Canada PM Mark Carney says old relationship with US ‘is over’

Canada PM Mark Carney says old relationship with US ‘is over’

Jessica Murphy & Bernd Debusmann

BBC News

Reporting fromToronto and Washington DC

Canada: Retaliatory trade action to have “maximum impact” on US

Canadian Prime Minister Mark Carney said that Canada’s old relationship with the United States, “based on deepening integration of our economies and tight security and military cooperation, is over”.

Speaking to reporters in Ottawa after a cabinet meeting, Carney said Canadians must “fundamentally reimagine our economy” in the face of US President Donald Trump’s tariffs.

He said Canada would respond with retaliatory tariffs that will have “maximum impact” on the US.

Trump announced on Wednesday he would target imported vehicles and vehicle parts with a 25% tax, stating: “This is permanent.”

Carney, the Liberal Party leader, called the original Canada-US Automotive Products Agreement signed in 1965 the most important deal in his lifetime.

“That’s finished with these tariffs,” he said in French.

He continued that Canada can sustain an auto industry with the US tariffs provided the government and business community work to “reimagine” and “retool” the industry.

Canada needs to build an economy Canadians can control, he said, and that would include rethinking it’s trade relationship with other partners.

It remains to be seen whether Canadians can have a strong trading relationship with the United States going forward, he added.

Carney has switched his campaign plans ahead of next month’s general election to confront the latest import duties.

The US has already partially imposed a blanket 25% tariff on Canadian goods, along with a 25% duty on all aluminium and steel imports.
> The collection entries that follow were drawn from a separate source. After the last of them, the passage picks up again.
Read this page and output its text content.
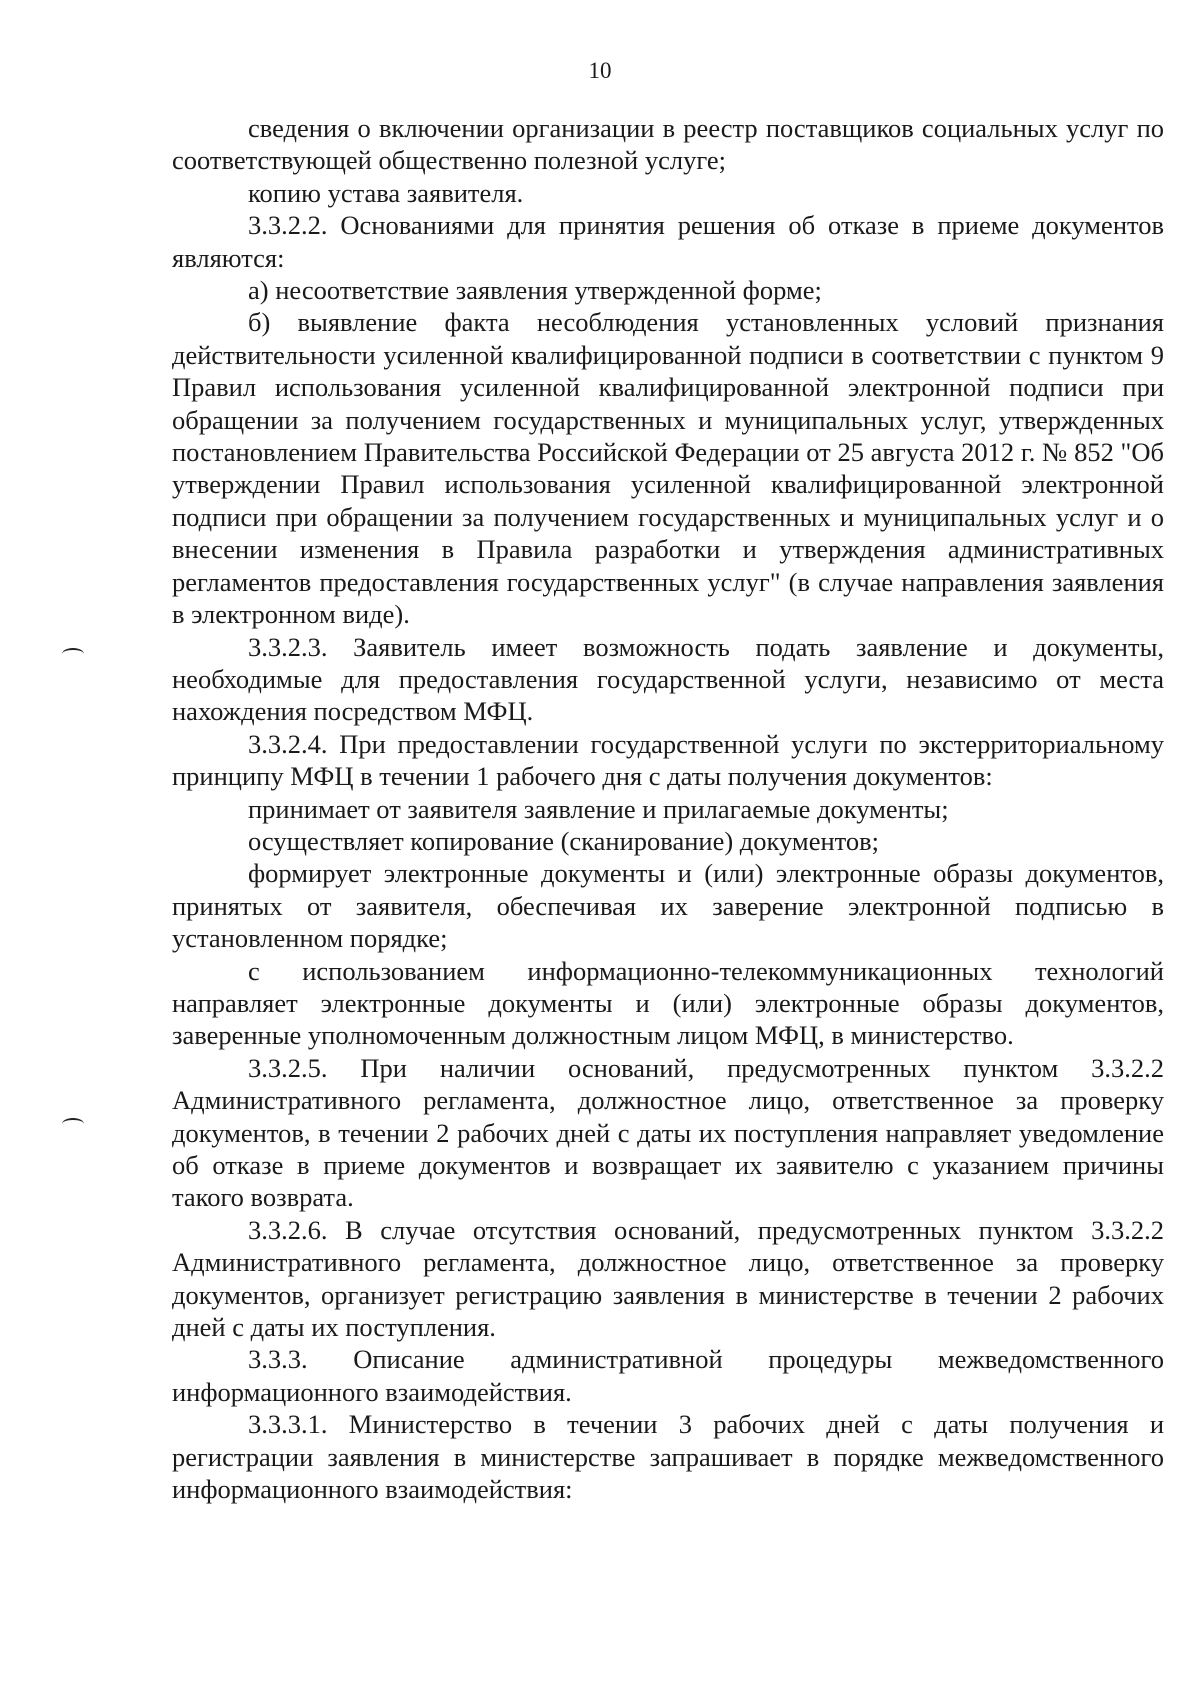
10

сведения о включении организации в реестр поставщиков социальных услуг по соответствующей общественно полезной услуге;

копию устава заявителя.

3.3.2.2. Основаниями для принятия решения об отказе в приеме документов являются:

а) несоответствие заявления утвержденной форме;

б) выявление факта несоблюдения установленных условий признания действительности усиленной квалифицированной подписи в соответствии с пунктом 9 Правил использования усиленной квалифицированной электронной подписи при обращении за получением государственных и муниципальных услуг, утвержденных постановлением Правительства Российской Федерации от 25 августа 2012 г. № 852 "Об утверждении Правил использования усиленной квалифицированной электронной подписи при обращении за получением государственных и муниципальных услуг и о внесении изменения в Правила разработки и утверждения административных регламентов предоставления государственных услуг" (в случае направления заявления в электронном виде).

3.3.2.3. Заявитель имеет возможность подать заявление и документы, необходимые для предоставления государственной услуги, независимо от места нахождения посредством МФЦ.

3.3.2.4. При предоставлении государственной услуги по экстерриториальному принципу МФЦ в течении 1 рабочего дня с даты получения документов:

принимает от заявителя заявление и прилагаемые документы;

осуществляет копирование (сканирование) документов;

формирует электронные документы и (или) электронные образы документов, принятых от заявителя, обеспечивая их заверение электронной подписью в установленном порядке;

с использованием информационно-телекоммуникационных технологий направляет электронные документы и (или) электронные образы документов, заверенные уполномоченным должностным лицом МФЦ, в министерство.

3.3.2.5. При наличии оснований, предусмотренных пунктом 3.3.2.2 Административного регламента, должностное лицо, ответственное за проверку документов, в течении 2 рабочих дней с даты их поступления направляет уведомление об отказе в приеме документов и возвращает их заявителю с указанием причины такого возврата.

3.3.2.6. В случае отсутствия оснований, предусмотренных пунктом 3.3.2.2 Административного регламента, должностное лицо, ответственное за проверку документов, организует регистрацию заявления в министерстве в течении 2 рабочих дней с даты их поступления.

3.3.3. Описание административной процедуры межведомственного информационного взаимодействия.

3.3.3.1. Министерство в течении 3 рабочих дней с даты получения и регистрации заявления в министерстве запрашивает в порядке межведомственного информационного взаимодействия:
Canada has so far retaliated with about C$60bn ($42bn; £32bn) of tariffs on US goods.

The new car tariffs will come into effect on 2 April, with charges on businesses importing vehicles starting the next day, the White House said. Taxes on parts are set to start in May or later.

Early on Thursday morning, Trump warned Canada and the EU against joining forces versus the US in the trade war.

“If the European Union works with Canada in order to do economic harm to the USA, large scale Tariffs, far larger than currently planned, will be placed on them both,” he posted on his Truth Social platform.

Carney met his ministers in Ottawa on Thursday morning to “discuss trade options”. He had originally been scheduled to campaign in Quebec.

He said during his press conference that President Trump had reached out to him last night to schedule a call, and that it would take place in the “next day or two”.

If it takes place, this would be the first call between the two heads of state.

Watch: Trump announces 25% tariff on cars ‘not made in the United States’

Pierre Poilievre, leader of the Conservatives, the main opposition party, called the tariffs “unjustified and unprovoked”.

The NDP, a left-wing party that previously helped prop up the minority Liberal government of ex-PM Justin Trudeau, also switched its campaign plans on Thursday.

Jagmeet Singh, the NDP leader, spent the day meeting union leaders and car workers in Windsor, Ontario, an auto manufacturing hub across from Detroit, Michigan.

He said the US tariffs are a “betrayal” against a close ally, saying that “Donald Trump has started an illegal trade war with Canada” for “absolutely no reason”.

He said any auto company that moves their operations out of Canada because of the tariffs should be blocked from selling cars in the country.

Canadians go to the polls on 28 April.

The US imported about eight million cars last year – accounting for about $240bn in trade and roughly half of overall sales.

Graphic showing how many car industry supply chains cross North American borders. Powdered aluminium from Tennessee is turned into rods in Pennsylvania, before crossing the border so the rods can be shaped and polished in Canada, then taken to Mexico to be assembled into pistons, before crossing back into the US

Earlier this month, after he became Liberal leader and before he was sworn in as prime minister, Carney gave a victory speech in which he lambasted the US president.

“A person who worships at the altar of Donald Trump will kneel before him, not stand up to him,” he said, while assailing his main rival, Poilievre.

Mexico is the top supplier of cars to the US, followed by South Korea, Japan, Canada and Germany.

Mexican President Claudia Sheinbaum, in a news conference on Thursday morning, declined to comment directly on the new auto tariffs.

She vowed her government would “always defend Mexico”, and fight to maintain job creation and protect Mexican companies affected by import taxes.

She said Mexico would provide an “integral response” to the Trump administration’s tariffs on 3 April, the day after many are due to come into effect.

Sheinbaum has repeatedly noted that many US car companies have operations in both Mexico and Canada, which are bound by a North American free trade agreement that Trump himself negotiated during his first term in the White House.

“Of course, there shouldn’t be tariffs,” she said on Thursday. “That’s the essence of the free trade agreement.”